The first step is to load the data. We call the
load_data() function from
SimpleDirectoryReader on the name of the directory containing the data. In this case,
data. You can pass in an absolute or relative file path here.
Next, we need the index. We can create the index by calling
GPTVectorStoreIndex on the documents we just loaded.
documents = SimpleDirectoryReader('data').load_data() index = GPTVectorStoreIndex.from_documents(documents)
Querying the LlamaIndex Vector Store Index
As mentioned above, a vector store index is great when you need to do similarity searches. In this example, we give LlamaIndex a query that requires an understanding of the meaning behind the text. We ask “What did the author do growing up?”. This requires LlamaIndex to interpret the text and what “growing up” means.
query_engine = index.as_query_engine() response=query_engine.query("What did the author do growing up?") print(response)
You should see a response:
The author grew up writing short stories, programming on an IBM 1401, and nagging his father to buy a TRS-80 microcomputer. …
Saving and Loading Your Index
When working on examples, saving your index isn’t important. For practical purposes, you want to save your index most of the time. Saving your index saves on GPT tokens and lowers your LLM cost. Saving your index is remarkably easy. Call
.storage_context.persist() on your index.
This creates a folder called
storage that contains three files:
vector_store.json. These files contain the documents, the index metadata, and the vector embeddings respectively. If you need a more scalable version, you probably want a vector database as your vector index store.
The point of saving your index is so you can load it later. To load an index, we need two more imports from
llama_index. We need
load_index_from_storage. To rebuild the storage context, we pass the persistent storage directory to the
StorageContext class. Once we’ve loaded the storage context, we call the
load_index_from_storage function on it to reload the index.
from llama_index import StorageContext, load_index_from_storage # rebuild storage context storage_context = StorageContext.from_defaults(persist_dir="./storage") # load index index = load_index_from_storage(storage_context)

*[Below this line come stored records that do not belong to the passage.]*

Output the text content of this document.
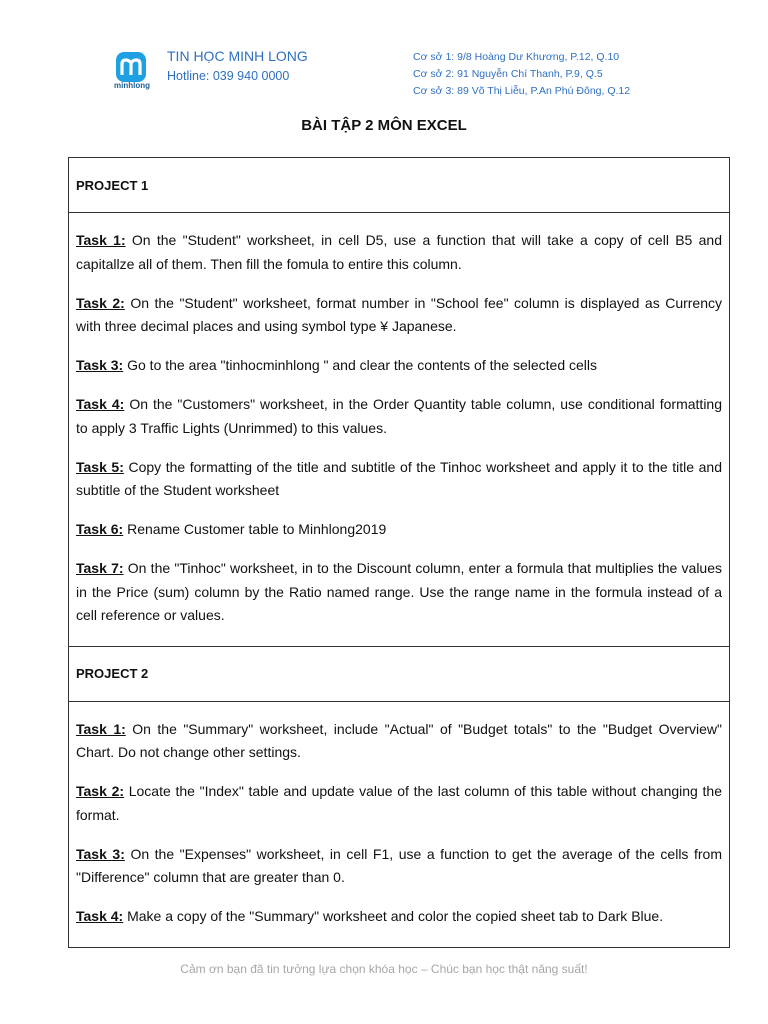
minhlong
TIN HỌC MINH LONG
Hotline: 039 940 0000
Cơ sở 1: 9/8 Hoàng Dư Khương, P.12, Q.10
Cơ sở 2: 91 Nguyễn Chí Thanh, P.9, Q.5
Cơ sở 3: 89 Võ Thị Liễu, P.An Phú Đông, Q.12
BÀI TẬP 2 MÔN EXCEL
PROJECT 1

Task 1: On the "Student" worksheet, in cell D5, use a function that will take a copy of cell B5 and capitallze all of them. Then fill the fomula to entire this column.

Task 2: On the "Student" worksheet, format number in "School fee" column is displayed as Currency with three decimal places and using symbol type ¥ Japanese.

Task 3: Go to the area "tinhocminhlong " and clear the contents of the selected cells

Task 4: On the "Customers" worksheet, in the Order Quantity table column, use conditional formatting to apply 3 Traffic Lights (Unrimmed) to this values.

Task 5: Copy the formatting of the title and subtitle of the Tinhoc worksheet and apply it to the title and subtitle of the Student worksheet

Task 6: Rename Customer table to Minhlong2019

Task 7: On the "Tinhoc" worksheet, in to the Discount column, enter a formula that multiplies the values in the Price (sum) column by the Ratio named range. Use the range name in the formula instead of a cell reference or values.

PROJECT 2

Task 1: On the "Summary" worksheet, include "Actual" of "Budget totals" to the "Budget Overview" Chart. Do not change other settings.

Task 2: Locate the "Index" table and update value of the last column of this table without changing the format.

Task 3: On the "Expenses" worksheet, in cell F1, use a function to get the average of the cells from "Difference" column that are greater than 0.

Task 4: Make a copy of the "Summary" worksheet and color the copied sheet tab to Dark Blue.

Cảm ơn bạn đã tin tưởng lựa chọn khóa học – Chúc bạn học thật năng suất!
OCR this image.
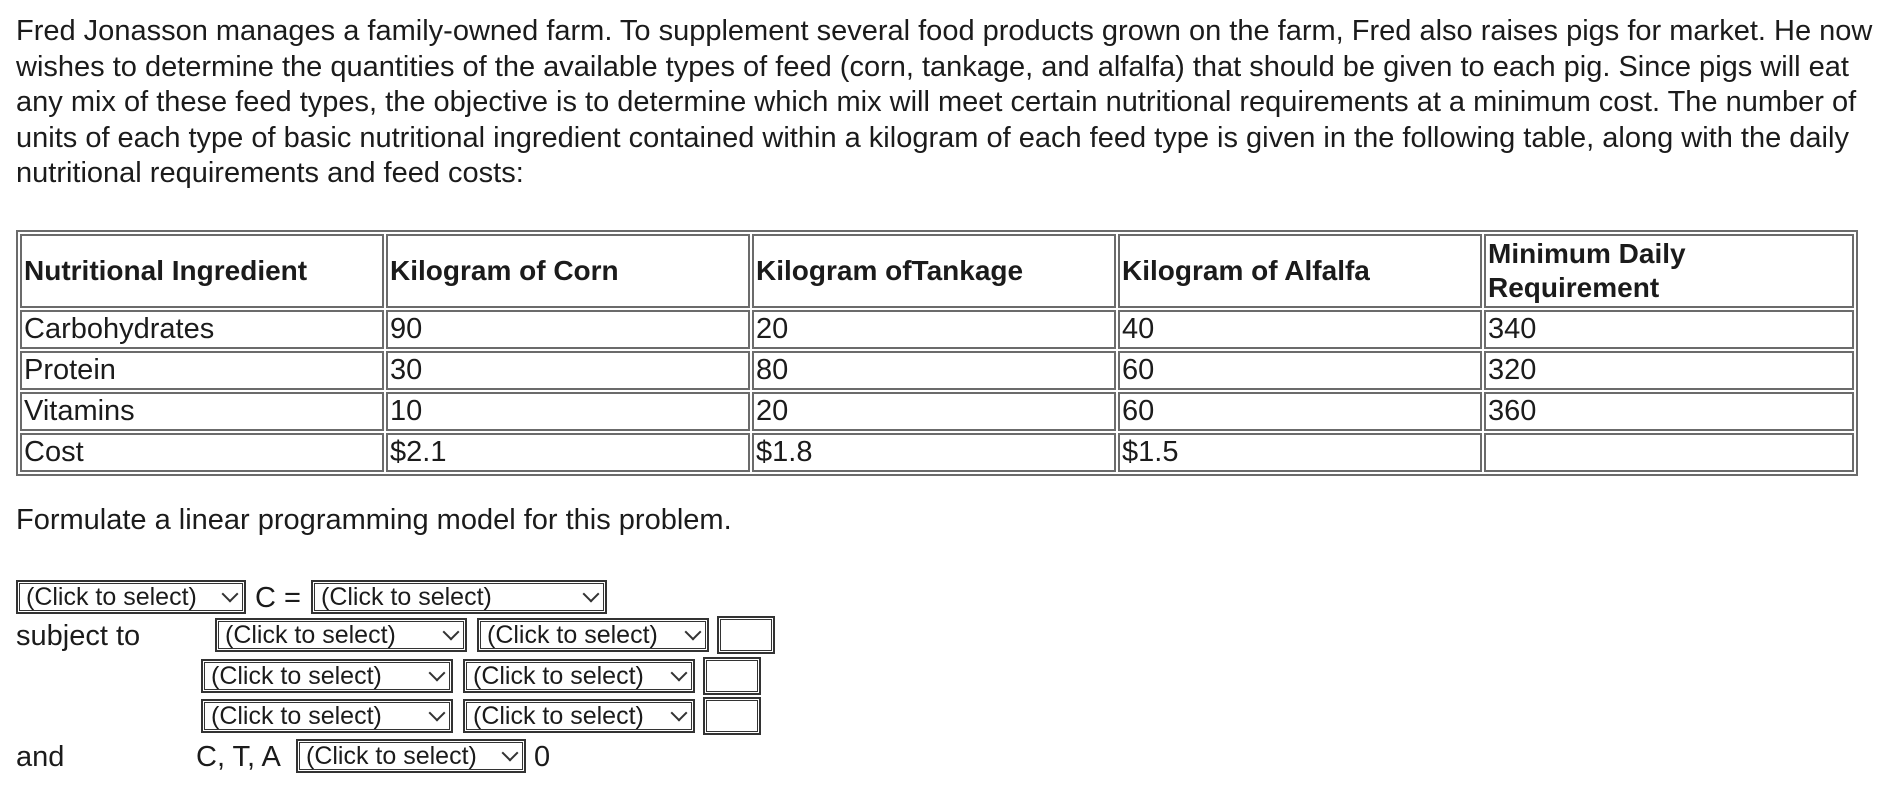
Fred Jonasson manages a family-owned farm. To supplement several food products grown on the farm, Fred also raises pigs for market. He now wishes to determine the quantities of the available types of feed (corn, tankage, and alfalfa) that should be given to each pig. Since pigs will eat any mix of these feed types, the objective is to determine which mix will meet certain nutritional requirements at a minimum cost. The number of units of each type of basic nutritional ingredient contained within a kilogram of each feed type is given in the following table, along with the daily nutritional requirements and feed costs:

Nutritional Ingredient	Kilogram of Corn	Kilogram ofTankage	Kilogram of Alfalfa	Minimum Daily Requirement
Carbohydrates	90	20	40	340
Protein	30	80	60	320
Vitamins	10	20	60	360
Cost	$2.1	$1.8	$1.5	

Formulate a linear programming model for this problem.

(Click to select) C = (Click to select)
subject to	(Click to select)	(Click to select)
(Click to select)	(Click to select)
(Click to select)	(Click to select)
and	C, T, A (Click to select) 0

What Can You Make with LlamaIndex?
The section above only begins to show the capabilities of LlamaIndex. You can use it to build many different types of projects. Examples of projects you can make using LlamaIndex include Q/A applications, full-stack web apps, text analytics projects, and more.
You can find a LlamaIndex app showcase here.
LlamaIndex vs. LangChain
LangChain is a framework centered around LLMs that offers a wide range of applications, such as chatbots, Generative Question-Answering (GQA), summarization, and more. The fundamental concept behind this framework is the ability to chain together various components, and enable the creation of sophisticated functionalities and use cases based on LLMs. These chains may consist of multiple components from several modules, including LLMs, memory, agents, and prompt templates.
While there may be some overlap, LllamaIndex doesn’t utilize agents/chatbots/prompt management/etc., rather, it focuses on going deep into indexing and efficient information retrieval for LLM's. LlamaIndex can be used as a retrieval/tool in LangChain and provides tool abstractions so you can use a LlamaIndex query engine along with a LangChain agent. It also allows you to use any data loader within the LlamaIndex core repo or in LlamaHub as an “on-demand” data query Tool within a LangChain agent.
In this post, we learned about what an “index” in LlamaIndex is, went over a basic tutorial on how to use LlamaIndex, and learned about some of its use cases. We also covered the indexes in LlamaIndex: a list index, a vector store index, a tree index, and a keyword index. This makes it ideal for connecting vector databases like Zilliz with unstructured data or even structured or semi-structured data sources for conducting rapid queries at scale.
In our basic tutorial, we showed how to create an index from some input data, query a vector store index, and save and load an index. Finally, we looked at some examples of projects you can create with LlamaIndex which include chatbots, web apps, and more.